Ora non ti buttare giù in questa maniera però.
«Non mi butto giù, però questa cosa, questo eccesso di umiltà è importantissimo averlo. Nel momento in cui scrivi, devi tenerne conto. Quindi che cambia da "La cura migliore"? Tutto questo: il fatto che tu da allora sei maturato. Certe volte sembra che non sia cambiato niente, fondamentalmente l'approccio è lo stesso. Cambia il modo di suonare, subentra una certa maturità su alcuni dettagli. Cominci a pensare che una cosa per essere musicalmente valida non deve essere necessariamente complicata, che è il pensiero di quando sei giovane: "se faccio tre accordi, non va bene" e qui torniamo al punk tra l'altro. L'intento di stasera è fare qualcosa ridotto all'osso, puntare sull'essenzialità, la canzone prima di tutto. Ed ogni volta decidiamo insieme al pubblico se le canzoni che sto suonando sono valide o no.»
Il pubblico è quindi un elemento fondamentale.
«Guarda, oggi stavo sentendo il live di Jack White al Bonnaroo. Ad un certo punto lui dice al pubblico "siamo insieme qui. Voi pensate che sia la rivista Rolling Stone a fare il rock? Sì, quelli ne parlano, ma siamo io e voi qui adesso a rendere la musica viva". Che, detta in questa macchina tra me e te, sembra una puttanata (ride NdR). De Gregori lo dice sempre: "ci sono volte che i concerti sono uno schifo". Perchè magari la band non funziona o perchè al pubblico non gliene frega niente. Quindi anche De Gregori è in discussione sera dopo sera.»
"Dove": come nasce l'idea di questo disco e come si è evoluta nel tempo? Tra l'altro, questo lavoro vede anche la partecipazione di Paolo Benvegnù: com'è nata questa collaborazione?
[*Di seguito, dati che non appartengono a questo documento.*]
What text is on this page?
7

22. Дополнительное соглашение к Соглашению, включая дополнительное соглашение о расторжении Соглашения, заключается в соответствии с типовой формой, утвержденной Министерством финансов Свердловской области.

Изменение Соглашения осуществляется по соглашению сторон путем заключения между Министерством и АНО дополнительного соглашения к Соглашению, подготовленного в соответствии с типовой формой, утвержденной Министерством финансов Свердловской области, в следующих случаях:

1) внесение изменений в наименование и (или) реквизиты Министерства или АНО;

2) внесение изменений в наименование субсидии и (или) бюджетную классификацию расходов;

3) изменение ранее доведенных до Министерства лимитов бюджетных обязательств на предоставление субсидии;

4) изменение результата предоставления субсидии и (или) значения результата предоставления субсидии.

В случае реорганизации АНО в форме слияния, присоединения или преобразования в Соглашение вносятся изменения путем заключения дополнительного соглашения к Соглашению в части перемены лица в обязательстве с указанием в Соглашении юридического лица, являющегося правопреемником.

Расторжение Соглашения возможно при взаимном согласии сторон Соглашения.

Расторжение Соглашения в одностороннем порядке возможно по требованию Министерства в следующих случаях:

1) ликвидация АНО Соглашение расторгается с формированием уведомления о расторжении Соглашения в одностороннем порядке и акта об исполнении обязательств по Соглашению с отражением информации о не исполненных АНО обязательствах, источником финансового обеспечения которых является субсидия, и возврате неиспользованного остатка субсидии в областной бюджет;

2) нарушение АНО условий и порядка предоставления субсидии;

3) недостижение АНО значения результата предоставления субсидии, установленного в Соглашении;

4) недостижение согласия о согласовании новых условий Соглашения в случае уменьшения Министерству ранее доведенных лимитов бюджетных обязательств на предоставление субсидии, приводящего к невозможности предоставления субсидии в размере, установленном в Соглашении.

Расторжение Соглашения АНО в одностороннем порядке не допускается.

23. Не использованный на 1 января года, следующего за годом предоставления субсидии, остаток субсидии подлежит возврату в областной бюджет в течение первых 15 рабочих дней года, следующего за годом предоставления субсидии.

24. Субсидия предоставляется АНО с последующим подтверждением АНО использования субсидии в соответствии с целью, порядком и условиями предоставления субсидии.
«La collaborazione con Benvegnù è nata per merito di quel sant'uomo di Luca Novelli che è il produttore artistico di questo disco, quello a cui "abbiamo dato le chiavi della vettura". Sapevamo a malapena dove eravamo e sapevamo vagamente dove volevamo andare, ma sapevamo che non eravamo in grado di arrivarci da soli e quindi ci siamo affidati a lui che è non solo una persona fidata, ma aveva molto a cuore il nostro destino. "Dove"quindi è il punto di partenza e il punto di arrivo. Questo disco parla di luoghi in cui ti trovavi e da cui volevi andare via, molte strade, molte case. Tornando a Benvegnù, Luca aveva lavorato con lui in precedenza, aveva già questo contatto e gli aveva parlato di noi. Gli chiese se gli avrebbe fatto piacere coprodurre il disco, ma non è stato possibile per gli impegni di Paolo. Che però è stato talmente gentile da produrre interamente un brano e curare tutte quante le voci, cosa che per un cantante è un po' come passare un giorno con Babbo Natale (ride NdR). Ero con uno che ascoltavo da ragazzino quando era con gli Scisma e poterci lavorare è stato bello. è una persona umile a tal punto da metterti in imbarazzo. Su tante cose poi ha messo anche qualche voce lui, ha suonato qualcosa. La sera della presentazione del disco ha suonato tre o quattro brani con noi. Essendo persone in cerca di conferme, quando arriva Benvegnù e ti dà una conferma di quello che stai facendo, ti dice che stai facendo un buon lavoro, allora è una soddisfazione. »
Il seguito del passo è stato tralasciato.